Il fait valoir que les moyens soulevés ne sont pas fondés.

Des pièces complémentaires ont été enregistrées pour la SAS LBGI le 24 septembre 2020, à 9h30, postérieurement à la clôture d'instruction.

Vu les autres pièces du dossier.

Vu :

- la convention fiscale signée entre le gouvernement de la République française et le gouvernement de la République de Chypre le 18 décembre 1981 ;

- le code général des impôts et le livre des procédures fiscales ;

- le code de justice administrative.

Les parties ont été régulièrement averties du jour de l'audience.

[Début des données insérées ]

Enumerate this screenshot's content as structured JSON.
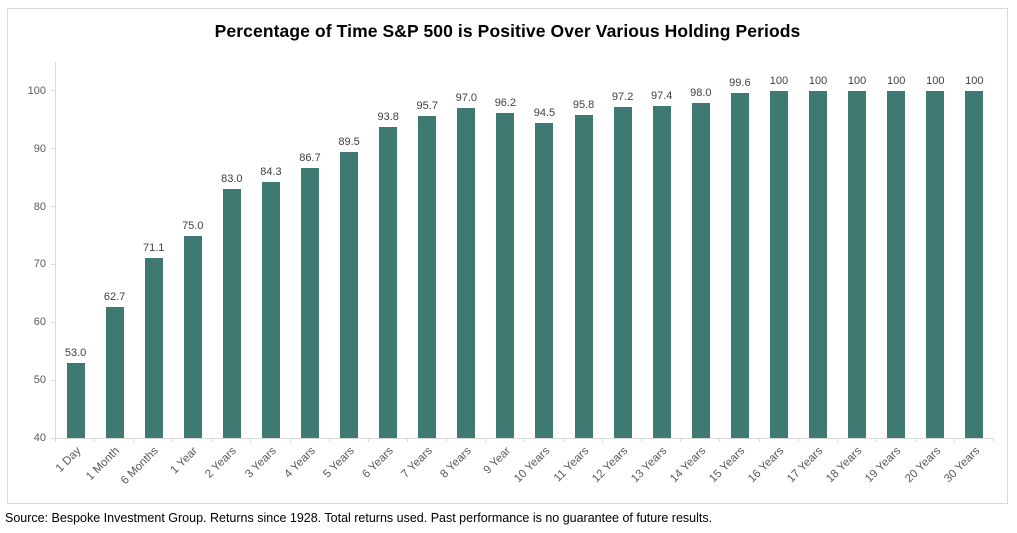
{
  "title": "Percentage of Time S&P 500 is Positive Over Various Holding Periods",
  "source_note": "Source: Bespoke Investment Group. Returns since 1928. Total returns used. Past performance is no guarantee of future results.",
  "colors": {
    "bar": "#3E7972",
    "axis_line": "#D9D9D9",
    "tick_label": "#595959",
    "data_label": "#404040",
    "title": "#000000",
    "background": "#FFFFFF"
  },
  "chart_data": {
    "type": "bar",
    "title": "Percentage of Time S&P 500 is Positive Over Various Holding Periods",
    "categories": [
      "1 Day",
      "1 Month",
      "6 Months",
      "1 Year",
      "2 Years",
      "3 Years",
      "4 Years",
      "5 Years",
      "6 Years",
      "7 Years",
      "8 Years",
      "9 Year",
      "10 Years",
      "11 Years",
      "12 Years",
      "13 Years",
      "14 Years",
      "15 Years",
      "16 Years",
      "17 Years",
      "18 Years",
      "19 Years",
      "20 Years",
      "30 Years"
    ],
    "values": [
      53.0,
      62.7,
      71.1,
      75.0,
      83.0,
      84.3,
      86.7,
      89.5,
      93.8,
      95.7,
      97.0,
      96.2,
      94.5,
      95.8,
      97.2,
      97.4,
      98.0,
      99.6,
      100,
      100,
      100,
      100,
      100,
      100
    ],
    "value_labels": [
      "53.0",
      "62.7",
      "71.1",
      "75.0",
      "83.0",
      "84.3",
      "86.7",
      "89.5",
      "93.8",
      "95.7",
      "97.0",
      "96.2",
      "94.5",
      "95.8",
      "97.2",
      "97.4",
      "98.0",
      "99.6",
      "100",
      "100",
      "100",
      "100",
      "100",
      "100"
    ],
    "xlabel": "",
    "ylabel": "",
    "ylim": [
      40,
      105
    ],
    "yticks": [
      40,
      50,
      60,
      70,
      80,
      90,
      100
    ],
    "grid": false,
    "legend": false,
    "bar_color": "#3E7972",
    "data_labels_shown": true,
    "x_label_rotation_deg": 45
  }
}
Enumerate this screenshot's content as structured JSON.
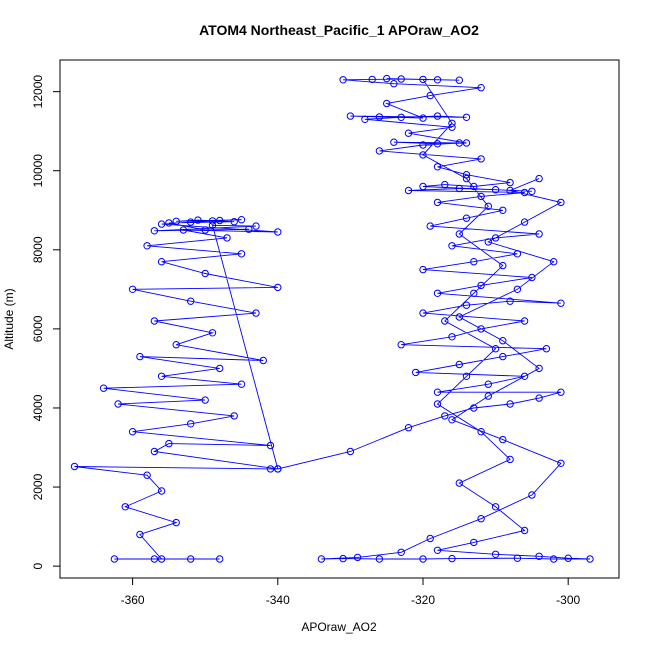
{
  "chart_data": {
    "type": "scatter",
    "title": "ATOM4 Northeast_Pacific_1 APOraw_AO2",
    "xlabel": "APOraw_AO2",
    "ylabel": "Altitude (m)",
    "xlim": [
      -370,
      -293
    ],
    "ylim": [
      -300,
      12800
    ],
    "x_ticks": [
      -360,
      -340,
      -320,
      -300
    ],
    "y_ticks": [
      0,
      2000,
      4000,
      6000,
      8000,
      10000,
      12000
    ],
    "marker": "open-circle",
    "connected": true,
    "color": "#0000ff",
    "series": [
      {
        "points": [
          [
            -362.5,
            180
          ],
          [
            -357,
            180
          ],
          [
            -352,
            180
          ],
          [
            -348,
            180
          ],
          [
            -356,
            180
          ],
          [
            -359,
            800
          ],
          [
            -354,
            1100
          ],
          [
            -361,
            1500
          ],
          [
            -356,
            1900
          ],
          [
            -358,
            2300
          ],
          [
            -368,
            2520
          ],
          [
            -341,
            2460
          ],
          [
            -340,
            2460
          ],
          [
            -357,
            2900
          ],
          [
            -355,
            3100
          ],
          [
            -341,
            3050
          ],
          [
            -360,
            3400
          ],
          [
            -352,
            3600
          ],
          [
            -346,
            3800
          ],
          [
            -362,
            4100
          ],
          [
            -350,
            4200
          ],
          [
            -364,
            4500
          ],
          [
            -345,
            4600
          ],
          [
            -356,
            4800
          ],
          [
            -348,
            5000
          ],
          [
            -359,
            5300
          ],
          [
            -342,
            5200
          ],
          [
            -354,
            5600
          ],
          [
            -349,
            5900
          ],
          [
            -357,
            6200
          ],
          [
            -343,
            6400
          ],
          [
            -352,
            6700
          ],
          [
            -360,
            7000
          ],
          [
            -340,
            7050
          ],
          [
            -350,
            7400
          ],
          [
            -356,
            7700
          ],
          [
            -345,
            7900
          ],
          [
            -358,
            8100
          ],
          [
            -347,
            8300
          ],
          [
            -353,
            8500
          ],
          [
            -340,
            8450
          ],
          [
            -356,
            8650
          ],
          [
            -352,
            8700
          ],
          [
            -348,
            8740
          ],
          [
            -345,
            8760
          ],
          [
            -354,
            8720
          ],
          [
            -351,
            8750
          ],
          [
            -349,
            8730
          ],
          [
            -346,
            8710
          ],
          [
            -355,
            8680
          ],
          [
            -350,
            8500
          ],
          [
            -344,
            8520
          ],
          [
            -357,
            8480
          ],
          [
            -343,
            8600
          ],
          [
            -349,
            8620
          ],
          [
            -340,
            2460
          ],
          [
            -330,
            2900
          ],
          [
            -322,
            3500
          ],
          [
            -317,
            3800
          ],
          [
            -313,
            4000
          ],
          [
            -308,
            4100
          ],
          [
            -304,
            4250
          ],
          [
            -301,
            4400
          ],
          [
            -318,
            4400
          ],
          [
            -311,
            4600
          ],
          [
            -306,
            4800
          ],
          [
            -321,
            4900
          ],
          [
            -315,
            5100
          ],
          [
            -309,
            5300
          ],
          [
            -303,
            5500
          ],
          [
            -323,
            5600
          ],
          [
            -316,
            5800
          ],
          [
            -312,
            6000
          ],
          [
            -306,
            6200
          ],
          [
            -320,
            6400
          ],
          [
            -314,
            6600
          ],
          [
            -308,
            6700
          ],
          [
            -301,
            6650
          ],
          [
            -318,
            6900
          ],
          [
            -312,
            7100
          ],
          [
            -305,
            7300
          ],
          [
            -320,
            7500
          ],
          [
            -313,
            7700
          ],
          [
            -307,
            7900
          ],
          [
            -316,
            8100
          ],
          [
            -310,
            8300
          ],
          [
            -304,
            8400
          ],
          [
            -319,
            8600
          ],
          [
            -314,
            8800
          ],
          [
            -309,
            9000
          ],
          [
            -318,
            9200
          ],
          [
            -312,
            9350
          ],
          [
            -306,
            9450
          ],
          [
            -322,
            9500
          ],
          [
            -315,
            9550
          ],
          [
            -310,
            9520
          ],
          [
            -305,
            9480
          ],
          [
            -320,
            9600
          ],
          [
            -317,
            9650
          ],
          [
            -313,
            9600
          ],
          [
            -308,
            9700
          ],
          [
            -314,
            9900
          ],
          [
            -318,
            10100
          ],
          [
            -312,
            10300
          ],
          [
            -326,
            10500
          ],
          [
            -320,
            10650
          ],
          [
            -315,
            10700
          ],
          [
            -324,
            10720
          ],
          [
            -318,
            10680
          ],
          [
            -314,
            10700
          ],
          [
            -322,
            10950
          ],
          [
            -316,
            11100
          ],
          [
            -328,
            11300
          ],
          [
            -323,
            11350
          ],
          [
            -318,
            11380
          ],
          [
            -314,
            11350
          ],
          [
            -330,
            11380
          ],
          [
            -326,
            11360
          ],
          [
            -320,
            11330
          ],
          [
            -325,
            11700
          ],
          [
            -319,
            11900
          ],
          [
            -312,
            12100
          ],
          [
            -324,
            12200
          ],
          [
            -331,
            12300
          ],
          [
            -327,
            12310
          ],
          [
            -323,
            12320
          ],
          [
            -318,
            12300
          ],
          [
            -315,
            12290
          ],
          [
            -325,
            12330
          ],
          [
            -320,
            12310
          ],
          [
            -316,
            11200
          ],
          [
            -320,
            10400
          ],
          [
            -314,
            9800
          ],
          [
            -311,
            9100
          ],
          [
            -315,
            8400
          ],
          [
            -309,
            7600
          ],
          [
            -313,
            6900
          ],
          [
            -317,
            6200
          ],
          [
            -310,
            5500
          ],
          [
            -314,
            4800
          ],
          [
            -318,
            4100
          ],
          [
            -312,
            3400
          ],
          [
            -308,
            2700
          ],
          [
            -315,
            2100
          ],
          [
            -310,
            1500
          ],
          [
            -306,
            900
          ],
          [
            -313,
            600
          ],
          [
            -318,
            400
          ],
          [
            -310,
            300
          ],
          [
            -304,
            250
          ],
          [
            -300,
            200
          ],
          [
            -297,
            180
          ],
          [
            -302,
            180
          ],
          [
            -307,
            200
          ],
          [
            -316,
            190
          ],
          [
            -320,
            180
          ],
          [
            -326,
            180
          ],
          [
            -331,
            190
          ],
          [
            -334,
            180
          ],
          [
            -329,
            220
          ],
          [
            -323,
            350
          ],
          [
            -319,
            700
          ],
          [
            -312,
            1200
          ],
          [
            -305,
            1800
          ],
          [
            -301,
            2600
          ],
          [
            -309,
            3200
          ],
          [
            -316,
            3700
          ],
          [
            -311,
            4300
          ],
          [
            -304,
            5000
          ],
          [
            -309,
            5700
          ],
          [
            -315,
            6300
          ],
          [
            -307,
            7000
          ],
          [
            -302,
            7700
          ],
          [
            -311,
            8200
          ],
          [
            -306,
            8700
          ],
          [
            -301,
            9200
          ],
          [
            -308,
            9500
          ],
          [
            -304,
            9800
          ]
        ]
      }
    ]
  }
}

Ont été entendus au cours de l'audience publique :

- le rapport de M. B...,

- les conclusions de Mme Chollet, rapporteur public,

- et les observations de Me E..., représentant la SAS LBGI.

Considérant ce qui suit :

1. La société par actions simplifiée (SAS) Les Bordes Golf International (LBGI), qui exploite un terrain de golf à Saint-Laurent Nouan, a fait l'objet d'une vérification de comptabilité. A l'issue de ce contrôle, l'administration a mis à la charge de cette société, au titre de l'exercice clos le 31 décembre 2012, des cotisations supplémentaires d'impôt sur les sociétés et de retenue à la source. Après mise en recouvrement et rejet partiel de sa réclamation, la SAS LBGI a demandé au tribunal administratif d'Orléans de prononcer la décharge des impositions restant en litige, pour un montant total de 773 858 euros. Par un jugement n° 1700354 du 27 février 2018, le tribunal administratif a rejeté se demande. La SAS LBGI relève appel de ce jugement.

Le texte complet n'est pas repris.